According to Golding, he has never received information on previous donors to the PNP. He insists that the decision to carefully choose donors was a personal one.

"I have approached people who I know or think might be sympathetic to what we are trying to achieve," Golding says.

corruption

In November 2006, pollster Bill Johnson found that the then governing PNP was losing ground because of the perception of corruption in its ranks. In March of that year, Johnson found that 52 per cent of the electorate had indicated that they would give the nod to the PNP to be returned as governing party, while a moderate 26 per cent lined up behind the then opposition Jamaica Labour Party (JLP).

However, by November, the PNP's fortunes dipped by 20 per cent while JLP support jumped to 32 per cent. The change came on the heels of a major ground campaign across the island by the then opposition Jamaica Labour Party (JLP), as well as the Trafigura controversy into which the PNP was plunged.

Trafigura Beheer, which was contracted by the Jamaican Government to trade Nigerian crude oil, had made a donation of $31 million to the PNP. The incident became known as the 'Trafigura Scandal'.

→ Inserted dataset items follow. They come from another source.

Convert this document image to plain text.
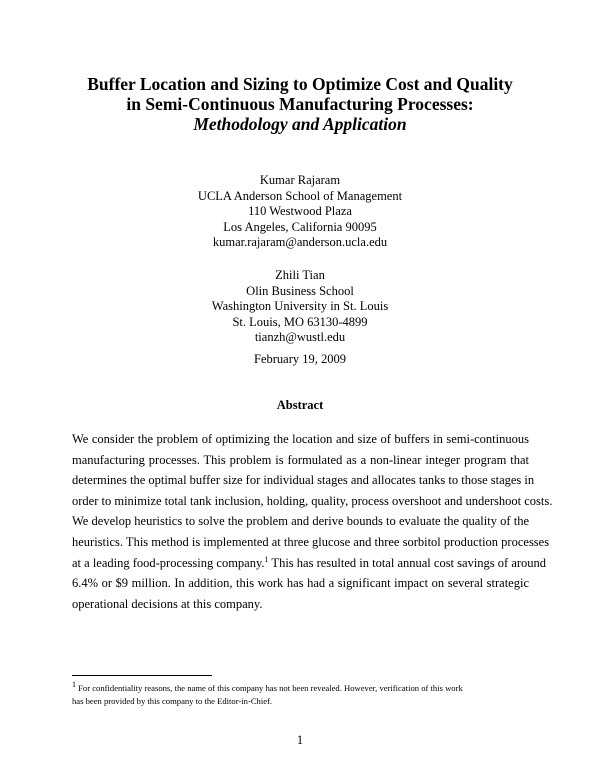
Buffer Location and Sizing to Optimize Cost and Quality
in Semi-Continuous Manufacturing Processes:
Methodology and Application
Kumar Rajaram
UCLA Anderson School of Management
110 Westwood Plaza
Los Angeles, California 90095
kumar.rajaram@anderson.ucla.edu
Zhili Tian
Olin Business School
Washington University in St. Louis
St. Louis, MO 63130-4899
tianzh@wustl.edu
February 19, 2009
Abstract
We consider the problem of optimizing the location and size of buffers in semi-continuous
manufacturing processes. This problem is formulated as a non-linear integer program that
determines the optimal buffer size for individual stages and allocates tanks to those stages in
order to minimize total tank inclusion, holding, quality, process overshoot and undershoot costs.
We develop heuristics to solve the problem and derive bounds to evaluate the quality of the
heuristics. This method is implemented at three glucose and three sorbitol production processes
at a leading food-processing company.$^1$ This has resulted in total annual cost savings of around
6.4% or $9 million. In addition, this work has had a significant impact on several strategic
operational decisions at this company.
$^1$ For confidentiality reasons, the name of this company has not been revealed. However, verification of this work
has been provided by this company to the Editor-in-Chief.
1
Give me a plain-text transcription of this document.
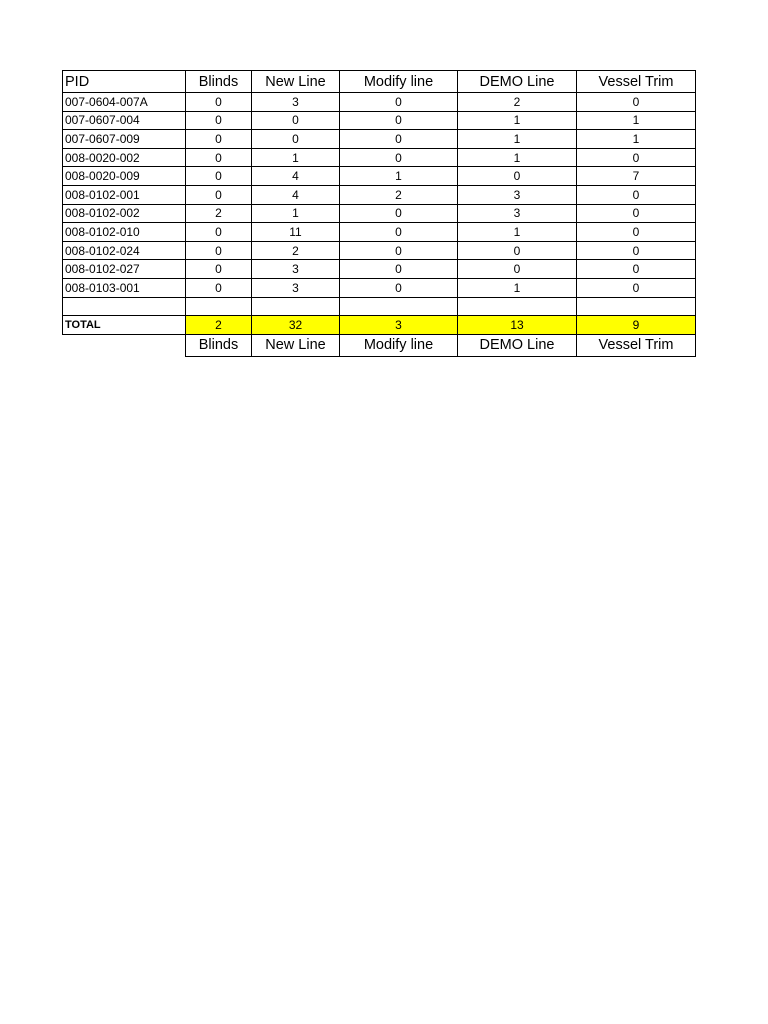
PID	Blinds	New Line	Modify line	DEMO Line	Vessel Trim
007-0604-007A	0	3	0	2	0
007-0607-004	0	0	0	1	1
007-0607-009	0	0	0	1	1
008-0020-002	0	1	0	1	0
008-0020-009	0	4	1	0	7
008-0102-001	0	4	2	3	0
008-0102-002	2	1	0	3	0
008-0102-010	0	11	0	1	0
008-0102-024	0	2	0	0	0
008-0102-027	0	3	0	0	0
008-0103-001	0	3	0	1	0

TOTAL	2	32	3	13	9
	Blinds	New Line	Modify line	DEMO Line	Vessel Trim
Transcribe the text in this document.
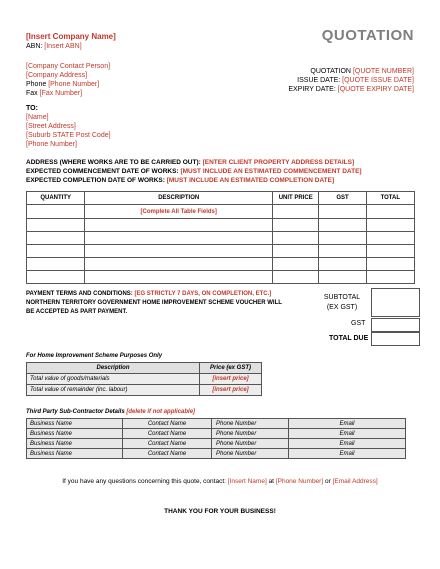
[Insert Company Name]
ABN: [Insert ABN]
QUOTATION
[Company Contact Person]
[Company Address]
Phone [Phone Number]
Fax [Fax Number]
QUOTATION [QUOTE NUMBER]
ISSUE DATE: [QUOTE ISSUE DATE]
EXPIRY DATE: [QUOTE EXPIRY DATE]
TO:
[Name]
[Street Address]
[Suburb STATE Post Code]
[Phone Number]
ADDRESS (WHERE WORKS ARE TO BE CARRIED OUT): [ENTER CLIENT PROPERTY ADDRESS DETAILS]
EXPECTED COMMENCEMENT DATE OF WORKS: [MUST INCLUDE AN ESTIMATED COMMENCEMENT DATE]
EXPECTED COMPLETION DATE OF WORKS: [MUST INCLUDE AN ESTIMATED COMPLETION DATE]
QUANTITY	DESCRIPTION	UNIT PRICE	GST	TOTAL
	[Complete All Table Fields]			

PAYMENT TERMS AND CONDITIONS: [EG STRICTLY 7 DAYS, ON COMPLETION, ETC.]
NORTHERN TERRITORY GOVERNMENT HOME IMPROVEMENT SCHEME VOUCHER WILL
BE ACCEPTED AS PART PAYMENT.
SUBTOTAL
(EX GST)
GST
TOTAL DUE
For Home Improvement Scheme Purposes Only
Description	Price (ex GST)
Total value of goods/materials	[insert price]
Total value of remainder (inc. labour)	[insert price]
Third Party Sub-Contractor Details [delete if not applicable]
Business Name	Contact Name	Phone Number	Email
Business Name	Contact Name	Phone Number	Email
Business Name	Contact Name	Phone Number	Email
Business Name	Contact Name	Phone Number	Email
If you have any questions concerning this quote, contact: [Insert Name] at [Phone Number] or [Email Address]
THANK YOU FOR YOUR BUSINESS!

The PNP eventually lost the 2007 general election to the JLP. PNP members claimed that they were outspent by as much as 10:1, and the party remained cognisant that its funding sources were critical to the survival of the organisation.

Trafigura affair

In April 2007, then PNP treasurer, Roger Clarke, told this newspaper that the party was hurting from the Trafigura affair.

"With all the scare about Trafigura, nobody wants to come forth with any kind of contribution lest their names be called," Clarke said then.

He said, however, that the challenge of funding was not insurmountable and promised that it was "not something that we have not been able to work our way out of."

On Wednesday, the new PNP treasurer said that the party was in a position to stage its annual conference.

"It is a budget that is in keeping with the difficulties of the time, but it has enabled us to put together a conference that achieves the objectives that we have," Golding says.

He tells The Sunday Gleaner that the party has "always tried to avoid being beholden to unsavoury elements" and that was something he intended to preserve.